Ernesto, à la reconquista du passé

La Guerre d’Espagne au fil des albums s’est fait une place de choix parmi les sujets traités. Marion Duclos avec Ernesto emprunte à l’envers le chemin de la Retirada, cette migration violente et non voulue de ces Espagnols en 1939 qui ont fui le franquisme et sont venus se réfugier en France où l’accueil sera pour le moins ambigu si ce n’est hostile. Son héros est un grand-père bougon flanqué de son meilleur ami, duo improbable parti en goguette sur la route des souvenirs. Une balade touchante, émouvante mais aussi historique.
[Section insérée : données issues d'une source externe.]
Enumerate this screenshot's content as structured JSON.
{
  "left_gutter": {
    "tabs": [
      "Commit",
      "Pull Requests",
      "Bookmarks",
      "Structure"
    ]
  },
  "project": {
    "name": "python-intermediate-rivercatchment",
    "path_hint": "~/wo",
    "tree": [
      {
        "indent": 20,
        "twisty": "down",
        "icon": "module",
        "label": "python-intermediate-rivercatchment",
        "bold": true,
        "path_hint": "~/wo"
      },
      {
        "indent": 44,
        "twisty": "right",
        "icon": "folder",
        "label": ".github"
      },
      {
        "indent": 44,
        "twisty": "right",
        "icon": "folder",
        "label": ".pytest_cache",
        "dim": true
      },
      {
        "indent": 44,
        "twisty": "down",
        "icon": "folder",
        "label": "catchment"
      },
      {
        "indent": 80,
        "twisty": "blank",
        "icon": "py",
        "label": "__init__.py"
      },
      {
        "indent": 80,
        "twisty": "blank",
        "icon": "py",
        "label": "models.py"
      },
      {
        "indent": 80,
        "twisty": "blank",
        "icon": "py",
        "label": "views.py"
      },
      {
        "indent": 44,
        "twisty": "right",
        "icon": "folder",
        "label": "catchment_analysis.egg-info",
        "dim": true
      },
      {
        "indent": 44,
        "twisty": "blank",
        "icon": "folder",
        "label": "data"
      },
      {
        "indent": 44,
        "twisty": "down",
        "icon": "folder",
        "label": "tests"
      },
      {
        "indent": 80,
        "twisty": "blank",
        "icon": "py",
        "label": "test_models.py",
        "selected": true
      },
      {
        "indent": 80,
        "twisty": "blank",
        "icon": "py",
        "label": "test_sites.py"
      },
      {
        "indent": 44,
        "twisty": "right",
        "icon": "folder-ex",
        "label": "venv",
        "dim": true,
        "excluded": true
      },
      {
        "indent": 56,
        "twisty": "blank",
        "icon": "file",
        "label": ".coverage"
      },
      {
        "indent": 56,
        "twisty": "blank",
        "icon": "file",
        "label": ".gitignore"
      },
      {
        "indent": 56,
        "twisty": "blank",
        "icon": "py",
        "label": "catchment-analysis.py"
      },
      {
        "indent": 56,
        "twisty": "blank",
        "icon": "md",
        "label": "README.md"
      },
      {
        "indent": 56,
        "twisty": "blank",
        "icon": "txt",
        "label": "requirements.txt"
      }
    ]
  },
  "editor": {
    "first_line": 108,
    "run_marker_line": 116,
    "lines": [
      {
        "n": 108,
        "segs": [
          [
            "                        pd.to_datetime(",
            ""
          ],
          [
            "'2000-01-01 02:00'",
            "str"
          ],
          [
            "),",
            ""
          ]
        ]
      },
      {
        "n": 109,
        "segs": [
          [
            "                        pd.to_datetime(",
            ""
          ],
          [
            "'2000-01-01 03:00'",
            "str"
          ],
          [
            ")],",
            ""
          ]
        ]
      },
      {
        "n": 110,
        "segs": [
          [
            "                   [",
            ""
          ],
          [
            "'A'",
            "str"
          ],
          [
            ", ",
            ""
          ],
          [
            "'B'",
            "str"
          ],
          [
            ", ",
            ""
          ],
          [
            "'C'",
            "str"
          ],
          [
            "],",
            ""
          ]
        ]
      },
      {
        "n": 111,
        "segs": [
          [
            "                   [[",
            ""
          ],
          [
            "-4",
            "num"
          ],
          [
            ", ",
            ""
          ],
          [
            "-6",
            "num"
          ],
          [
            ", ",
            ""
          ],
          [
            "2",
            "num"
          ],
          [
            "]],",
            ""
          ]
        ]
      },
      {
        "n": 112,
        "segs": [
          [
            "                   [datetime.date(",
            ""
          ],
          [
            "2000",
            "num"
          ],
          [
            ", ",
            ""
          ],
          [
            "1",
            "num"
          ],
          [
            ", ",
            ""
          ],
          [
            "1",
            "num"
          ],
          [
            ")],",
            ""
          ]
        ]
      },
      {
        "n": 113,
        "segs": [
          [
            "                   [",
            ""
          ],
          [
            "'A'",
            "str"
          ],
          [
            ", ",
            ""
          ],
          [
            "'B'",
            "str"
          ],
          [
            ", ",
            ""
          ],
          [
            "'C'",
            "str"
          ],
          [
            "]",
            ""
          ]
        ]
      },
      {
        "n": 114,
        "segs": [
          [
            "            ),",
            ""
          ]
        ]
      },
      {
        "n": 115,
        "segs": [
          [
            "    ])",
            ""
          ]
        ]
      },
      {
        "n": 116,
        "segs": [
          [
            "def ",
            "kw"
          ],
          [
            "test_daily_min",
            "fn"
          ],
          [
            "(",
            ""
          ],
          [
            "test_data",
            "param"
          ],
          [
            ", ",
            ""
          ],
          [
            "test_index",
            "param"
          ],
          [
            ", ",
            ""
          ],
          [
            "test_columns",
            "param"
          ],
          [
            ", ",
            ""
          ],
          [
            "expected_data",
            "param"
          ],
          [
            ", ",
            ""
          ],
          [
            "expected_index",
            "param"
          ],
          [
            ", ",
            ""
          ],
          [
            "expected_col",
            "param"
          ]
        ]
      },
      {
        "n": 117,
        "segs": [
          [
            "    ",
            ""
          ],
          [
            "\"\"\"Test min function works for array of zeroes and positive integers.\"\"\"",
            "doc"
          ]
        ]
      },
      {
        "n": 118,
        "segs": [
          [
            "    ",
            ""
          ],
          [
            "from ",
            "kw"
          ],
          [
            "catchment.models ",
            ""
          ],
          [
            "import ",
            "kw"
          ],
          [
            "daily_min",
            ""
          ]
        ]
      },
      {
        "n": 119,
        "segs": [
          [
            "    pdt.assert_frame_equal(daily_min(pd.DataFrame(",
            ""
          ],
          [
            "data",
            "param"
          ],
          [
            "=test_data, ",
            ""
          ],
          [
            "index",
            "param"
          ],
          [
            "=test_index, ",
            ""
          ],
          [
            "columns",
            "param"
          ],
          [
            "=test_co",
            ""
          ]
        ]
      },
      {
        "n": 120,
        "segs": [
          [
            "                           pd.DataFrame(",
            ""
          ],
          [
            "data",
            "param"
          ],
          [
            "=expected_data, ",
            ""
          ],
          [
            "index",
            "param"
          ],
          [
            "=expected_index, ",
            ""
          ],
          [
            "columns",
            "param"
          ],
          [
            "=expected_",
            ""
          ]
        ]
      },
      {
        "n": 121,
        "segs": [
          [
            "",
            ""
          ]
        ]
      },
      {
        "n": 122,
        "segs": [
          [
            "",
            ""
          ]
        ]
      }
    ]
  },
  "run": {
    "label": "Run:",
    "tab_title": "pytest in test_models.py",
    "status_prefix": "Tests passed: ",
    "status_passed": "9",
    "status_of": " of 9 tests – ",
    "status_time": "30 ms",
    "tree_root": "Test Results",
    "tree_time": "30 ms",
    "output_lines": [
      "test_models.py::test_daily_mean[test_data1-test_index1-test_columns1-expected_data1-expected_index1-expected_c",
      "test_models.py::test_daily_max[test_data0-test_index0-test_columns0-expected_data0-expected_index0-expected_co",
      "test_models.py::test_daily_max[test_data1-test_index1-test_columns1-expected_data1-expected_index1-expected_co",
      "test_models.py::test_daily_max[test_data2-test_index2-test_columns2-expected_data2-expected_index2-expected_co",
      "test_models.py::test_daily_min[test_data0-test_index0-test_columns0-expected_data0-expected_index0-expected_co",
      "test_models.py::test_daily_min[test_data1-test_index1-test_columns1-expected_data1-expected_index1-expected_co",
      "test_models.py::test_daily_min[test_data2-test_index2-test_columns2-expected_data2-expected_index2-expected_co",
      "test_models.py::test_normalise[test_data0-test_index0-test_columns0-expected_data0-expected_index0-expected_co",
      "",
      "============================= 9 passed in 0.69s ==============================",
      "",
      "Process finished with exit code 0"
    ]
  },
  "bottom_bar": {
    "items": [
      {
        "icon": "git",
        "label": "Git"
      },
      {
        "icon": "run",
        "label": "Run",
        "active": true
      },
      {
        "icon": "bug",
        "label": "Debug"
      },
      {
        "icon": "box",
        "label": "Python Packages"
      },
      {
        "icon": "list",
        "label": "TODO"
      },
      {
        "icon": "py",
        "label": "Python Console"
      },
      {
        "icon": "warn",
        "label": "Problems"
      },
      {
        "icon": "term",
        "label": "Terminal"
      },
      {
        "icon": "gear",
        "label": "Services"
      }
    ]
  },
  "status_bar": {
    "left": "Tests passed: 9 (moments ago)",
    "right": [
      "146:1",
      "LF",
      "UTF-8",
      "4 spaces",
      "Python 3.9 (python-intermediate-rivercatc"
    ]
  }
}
Ernesto Il fait souvent la gueule Ernesto. Et un beau jour il a un malaise. Sa petite fille est sa raison de vivre, sa fille lui casse les pieds et il a dans la tête des souvenirs anciens dont il n’a pas parlé. Dans son cœur fatigué tout se bouscule. Arriba Espana, il veut rentrer au pays après quarante ans de France. Alors son vieil ami Tomas le prend à bord de sa Fiat 500, direction le Perthus. C’est parti pour la reconquista. Les souvenirs se bousculent, la Fiat tombe en panne. Mais les rencontres sont joyeuses et espagnoles. Anciens combattants républicains, la guerre est là. Ernesto se raconte. L’Allemagne et l’Italie complices actives, la France passive, la guerre, la mort. L’armée populaire, les anarchistes et la famille d’Ernesto le rejoint. Sa fille elle-aussi se souvient de son séjour forcé dans le camps de Rivesaltes, parquée au bord de la mer.

Un joli voyage, à la fois triste mais pas trop et souriant, bourré d’espoir. On suit Ernesto tout au long de ses retours de mémoire qui viennent compléter et rejoindre ceux des autres Espagnols que le hasard lui a fait rencontrer. Un retour aux sources drôle et plein d’humour que Marion Duclos a bien mis en musique avec authenticité et tendresse souligne par un dessin simple mais efficace.